Member of the Georgia Senate from the 28th district
- In office January 2011 – January 2017
- Preceded by: Mitch Seabaugh
- Succeeded by: Matt Brass

Personal details
- Born: April 8, 1963 (age 63)
- Party: Republican
- Spouse: Tracey
- Children: 2
- Education: Georgia Institute of Technology (BS)

= Mike Crane =

American politician (born 1963)

Mike Crane (born April 8, 1963) is a former Republican member of the Georgia State Senate from the 28th District. Prior to his election to the state senate, Crane was the Republican nominee for the U.S. House of Representatives in Georgia's 13th congressional district in 2010.

==Political career==
Mike Crane challenged David Scott, the Democratic incumbent congressman from the Georgia-13th, in 2010, but lost the race. In October 2011, State Senator Mitch Seabaugh resigned from the Georgia State Senate and a special election was called, which Crane won.
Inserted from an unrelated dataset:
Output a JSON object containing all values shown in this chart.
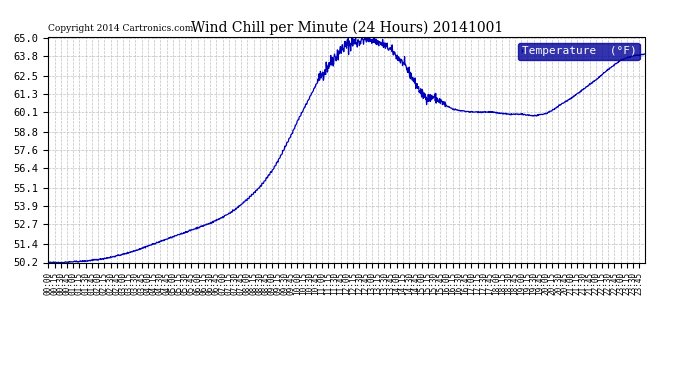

Crane was re-elected in 2012 and 2014.

On January 20, 2016, Crane announced his candidacy for Congress in Georgia's 3rd congressional district to replace the retiring Lynn Westmoreland. He lost the primary runoff election to Drew Ferguson.

Crane served as Chairman of the Third District Republican Party from 2017–24 and in 2024 announced his candidacy for Congress after Ferguson retired. Crane has been endorsed by Ted Cruz, Kris Kobach and Tom Tancredo.